The mantra that all real estate is local looks more suspect than ever, now that a national home-price bubble has burst. In today's interconnected marketplace, real-estate trends might follow a global pattern, with overseas housing markets following the lead set by the U.S.
In Europe, slack lending policies and low interest rates helped drive up property values just as they had in the U.S. In 2006, home prices rose at a double-digit pace in Ireland, Spain, France and Norway, according to Moody's Economy.com. They shot up in the United Kingdom, too, after briefly flattening out in 2005.
The air now looks like it is leaking out of Europe's housing balloon. Prices in Ireland fell 6% in the fourth quarter of 2007, after gaining 13% a year ago. In the U.K., prices gained 4.8%, compared with a gain of 10.5% a year earlier. Spain's 4.8% gain compares with an increase of 9.1% the previous year.

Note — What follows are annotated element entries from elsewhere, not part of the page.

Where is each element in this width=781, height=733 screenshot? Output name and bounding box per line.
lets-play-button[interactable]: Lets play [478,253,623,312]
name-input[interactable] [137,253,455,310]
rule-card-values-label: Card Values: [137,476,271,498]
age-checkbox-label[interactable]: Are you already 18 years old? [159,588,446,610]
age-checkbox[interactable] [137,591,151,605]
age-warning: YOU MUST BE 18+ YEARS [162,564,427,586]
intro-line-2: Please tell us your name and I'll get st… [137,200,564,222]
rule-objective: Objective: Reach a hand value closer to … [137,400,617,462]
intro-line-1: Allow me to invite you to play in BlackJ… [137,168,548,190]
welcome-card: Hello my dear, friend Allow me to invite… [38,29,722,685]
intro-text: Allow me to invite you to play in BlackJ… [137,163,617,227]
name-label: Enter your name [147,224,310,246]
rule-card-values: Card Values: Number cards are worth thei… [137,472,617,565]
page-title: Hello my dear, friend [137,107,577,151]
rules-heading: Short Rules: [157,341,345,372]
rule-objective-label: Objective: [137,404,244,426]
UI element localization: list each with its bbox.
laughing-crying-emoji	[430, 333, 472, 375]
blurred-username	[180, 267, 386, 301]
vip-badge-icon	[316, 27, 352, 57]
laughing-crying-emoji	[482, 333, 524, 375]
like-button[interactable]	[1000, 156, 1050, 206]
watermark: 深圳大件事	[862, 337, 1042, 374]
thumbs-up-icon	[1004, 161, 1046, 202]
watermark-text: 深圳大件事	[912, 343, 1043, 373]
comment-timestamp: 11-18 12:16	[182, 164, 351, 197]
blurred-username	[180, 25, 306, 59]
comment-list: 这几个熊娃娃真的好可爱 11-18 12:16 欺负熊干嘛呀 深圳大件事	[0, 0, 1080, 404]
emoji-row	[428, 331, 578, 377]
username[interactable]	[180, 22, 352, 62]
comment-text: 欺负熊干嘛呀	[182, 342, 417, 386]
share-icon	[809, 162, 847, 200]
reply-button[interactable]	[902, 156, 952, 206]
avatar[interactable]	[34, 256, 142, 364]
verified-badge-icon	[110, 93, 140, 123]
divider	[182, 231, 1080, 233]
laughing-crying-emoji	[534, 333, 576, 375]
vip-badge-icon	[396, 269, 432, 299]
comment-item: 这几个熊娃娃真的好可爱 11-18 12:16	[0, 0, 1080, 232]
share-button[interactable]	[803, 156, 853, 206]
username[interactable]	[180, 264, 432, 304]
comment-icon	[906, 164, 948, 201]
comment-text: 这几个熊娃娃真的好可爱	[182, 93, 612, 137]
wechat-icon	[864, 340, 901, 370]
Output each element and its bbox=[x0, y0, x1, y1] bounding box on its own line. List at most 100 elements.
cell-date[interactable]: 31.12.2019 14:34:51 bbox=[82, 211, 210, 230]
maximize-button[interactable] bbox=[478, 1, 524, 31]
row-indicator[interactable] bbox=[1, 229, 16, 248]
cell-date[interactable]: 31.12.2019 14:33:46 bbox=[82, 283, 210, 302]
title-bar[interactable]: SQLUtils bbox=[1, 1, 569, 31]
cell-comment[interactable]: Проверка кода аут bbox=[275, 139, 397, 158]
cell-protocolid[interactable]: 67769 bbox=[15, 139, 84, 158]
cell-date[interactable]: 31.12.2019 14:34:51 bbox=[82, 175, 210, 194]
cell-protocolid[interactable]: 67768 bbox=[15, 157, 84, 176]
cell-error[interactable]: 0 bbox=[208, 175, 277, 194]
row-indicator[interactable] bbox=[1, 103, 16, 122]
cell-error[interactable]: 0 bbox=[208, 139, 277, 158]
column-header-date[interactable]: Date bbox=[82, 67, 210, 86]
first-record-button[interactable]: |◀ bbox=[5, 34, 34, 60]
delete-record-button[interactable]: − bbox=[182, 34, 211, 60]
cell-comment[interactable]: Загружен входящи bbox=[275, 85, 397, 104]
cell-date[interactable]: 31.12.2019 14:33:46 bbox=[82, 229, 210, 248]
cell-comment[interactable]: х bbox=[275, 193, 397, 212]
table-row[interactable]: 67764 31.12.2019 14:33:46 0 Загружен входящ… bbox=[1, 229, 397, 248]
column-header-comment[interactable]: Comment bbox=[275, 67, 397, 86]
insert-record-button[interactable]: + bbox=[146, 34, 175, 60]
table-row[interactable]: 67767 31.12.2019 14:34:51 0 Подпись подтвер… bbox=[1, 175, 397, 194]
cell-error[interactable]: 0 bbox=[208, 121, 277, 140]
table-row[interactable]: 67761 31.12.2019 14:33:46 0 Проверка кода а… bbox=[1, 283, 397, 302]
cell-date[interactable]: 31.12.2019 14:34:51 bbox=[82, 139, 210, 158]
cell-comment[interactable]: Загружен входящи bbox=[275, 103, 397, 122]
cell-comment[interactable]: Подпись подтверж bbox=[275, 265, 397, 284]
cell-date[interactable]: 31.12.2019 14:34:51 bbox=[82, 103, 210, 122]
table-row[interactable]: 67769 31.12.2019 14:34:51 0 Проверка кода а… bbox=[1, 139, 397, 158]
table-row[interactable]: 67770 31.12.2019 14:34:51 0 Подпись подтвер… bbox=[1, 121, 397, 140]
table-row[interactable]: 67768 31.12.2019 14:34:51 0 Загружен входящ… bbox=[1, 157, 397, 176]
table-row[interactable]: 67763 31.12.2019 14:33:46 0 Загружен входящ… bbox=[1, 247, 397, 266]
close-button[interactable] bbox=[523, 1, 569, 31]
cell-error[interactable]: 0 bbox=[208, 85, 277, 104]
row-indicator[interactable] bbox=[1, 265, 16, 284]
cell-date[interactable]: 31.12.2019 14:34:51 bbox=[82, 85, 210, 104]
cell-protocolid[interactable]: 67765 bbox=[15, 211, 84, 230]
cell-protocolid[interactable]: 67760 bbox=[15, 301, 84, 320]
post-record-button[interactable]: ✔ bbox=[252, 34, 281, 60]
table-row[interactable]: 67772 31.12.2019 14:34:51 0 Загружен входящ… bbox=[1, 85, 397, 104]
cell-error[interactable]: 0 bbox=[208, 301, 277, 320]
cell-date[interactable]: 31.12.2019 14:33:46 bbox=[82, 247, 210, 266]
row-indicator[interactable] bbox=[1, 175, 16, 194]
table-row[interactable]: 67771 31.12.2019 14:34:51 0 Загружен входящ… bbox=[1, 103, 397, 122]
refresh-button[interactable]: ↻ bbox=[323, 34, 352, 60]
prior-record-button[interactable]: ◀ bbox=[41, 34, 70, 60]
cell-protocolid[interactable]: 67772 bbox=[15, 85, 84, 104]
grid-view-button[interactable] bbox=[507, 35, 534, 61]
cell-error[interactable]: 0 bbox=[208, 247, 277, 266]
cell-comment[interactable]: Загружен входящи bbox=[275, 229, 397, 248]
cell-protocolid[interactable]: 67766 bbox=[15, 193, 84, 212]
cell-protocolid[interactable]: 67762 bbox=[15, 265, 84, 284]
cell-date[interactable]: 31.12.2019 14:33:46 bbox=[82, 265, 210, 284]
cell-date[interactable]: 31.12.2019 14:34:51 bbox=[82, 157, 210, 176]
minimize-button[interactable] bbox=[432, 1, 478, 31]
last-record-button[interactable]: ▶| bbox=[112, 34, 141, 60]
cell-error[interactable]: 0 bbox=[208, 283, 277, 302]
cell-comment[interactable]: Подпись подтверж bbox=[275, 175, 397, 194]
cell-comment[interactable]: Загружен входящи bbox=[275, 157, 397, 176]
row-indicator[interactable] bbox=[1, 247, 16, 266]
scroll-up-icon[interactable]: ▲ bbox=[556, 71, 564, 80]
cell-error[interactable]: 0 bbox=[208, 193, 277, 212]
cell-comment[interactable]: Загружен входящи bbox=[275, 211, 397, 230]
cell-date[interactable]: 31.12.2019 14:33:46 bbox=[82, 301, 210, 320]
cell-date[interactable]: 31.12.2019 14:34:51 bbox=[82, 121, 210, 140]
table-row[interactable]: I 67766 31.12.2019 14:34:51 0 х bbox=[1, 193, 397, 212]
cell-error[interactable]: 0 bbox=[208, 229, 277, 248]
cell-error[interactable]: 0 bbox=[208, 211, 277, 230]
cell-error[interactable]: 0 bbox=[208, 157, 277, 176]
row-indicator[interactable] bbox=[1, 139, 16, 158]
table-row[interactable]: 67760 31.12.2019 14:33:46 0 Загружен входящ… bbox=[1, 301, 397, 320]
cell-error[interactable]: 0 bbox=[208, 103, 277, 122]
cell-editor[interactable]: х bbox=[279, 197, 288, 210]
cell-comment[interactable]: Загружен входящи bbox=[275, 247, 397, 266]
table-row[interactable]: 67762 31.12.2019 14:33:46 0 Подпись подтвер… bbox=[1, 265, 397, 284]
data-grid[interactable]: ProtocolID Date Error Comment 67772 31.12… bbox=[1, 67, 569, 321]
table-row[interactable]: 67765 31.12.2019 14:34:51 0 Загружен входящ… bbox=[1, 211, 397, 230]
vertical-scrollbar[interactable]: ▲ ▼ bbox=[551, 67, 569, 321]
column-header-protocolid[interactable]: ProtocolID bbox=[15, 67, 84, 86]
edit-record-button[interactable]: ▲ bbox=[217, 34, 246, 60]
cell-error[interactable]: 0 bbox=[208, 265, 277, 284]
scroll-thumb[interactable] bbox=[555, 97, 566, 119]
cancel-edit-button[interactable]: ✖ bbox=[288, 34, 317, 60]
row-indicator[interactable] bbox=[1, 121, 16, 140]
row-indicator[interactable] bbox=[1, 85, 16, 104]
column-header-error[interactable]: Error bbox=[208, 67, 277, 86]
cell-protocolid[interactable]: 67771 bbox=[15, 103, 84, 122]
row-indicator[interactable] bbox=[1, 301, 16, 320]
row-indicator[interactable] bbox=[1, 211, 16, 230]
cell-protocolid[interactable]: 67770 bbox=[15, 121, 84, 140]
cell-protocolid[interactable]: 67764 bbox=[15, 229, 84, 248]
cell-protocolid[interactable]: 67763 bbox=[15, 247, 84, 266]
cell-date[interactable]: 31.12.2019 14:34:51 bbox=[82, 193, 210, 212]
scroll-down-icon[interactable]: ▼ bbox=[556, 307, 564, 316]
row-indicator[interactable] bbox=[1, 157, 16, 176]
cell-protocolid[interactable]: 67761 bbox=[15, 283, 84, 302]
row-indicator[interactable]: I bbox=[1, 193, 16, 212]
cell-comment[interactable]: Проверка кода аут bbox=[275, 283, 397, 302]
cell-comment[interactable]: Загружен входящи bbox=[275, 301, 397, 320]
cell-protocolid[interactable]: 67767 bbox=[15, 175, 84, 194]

The International Monetary Fund said in a recent report that a slowdown in credit growth in Europe is emerging as "several countries face housing markets considered overvalued." It expects gross domestic product in the euro zone to grow by 1.6% in 2007, down from 2.6% in 2007.
Consumers are feeling it. In the fourth quarter, real European consumer spending fell at an annual rate of 0.3%, compared with a 1.9% annualized increase in the U.S., according to Citigroup.
It's not just Europe. In Thailand, prices for detached homes were down slightly in the third quarter from a year earlier, according to Thailand's central bank. Townhouse prices have flattened.
The upshot: The housing engine that helped drive the global economy is running out of gas, more evidence that a recovery could take longer than many expect.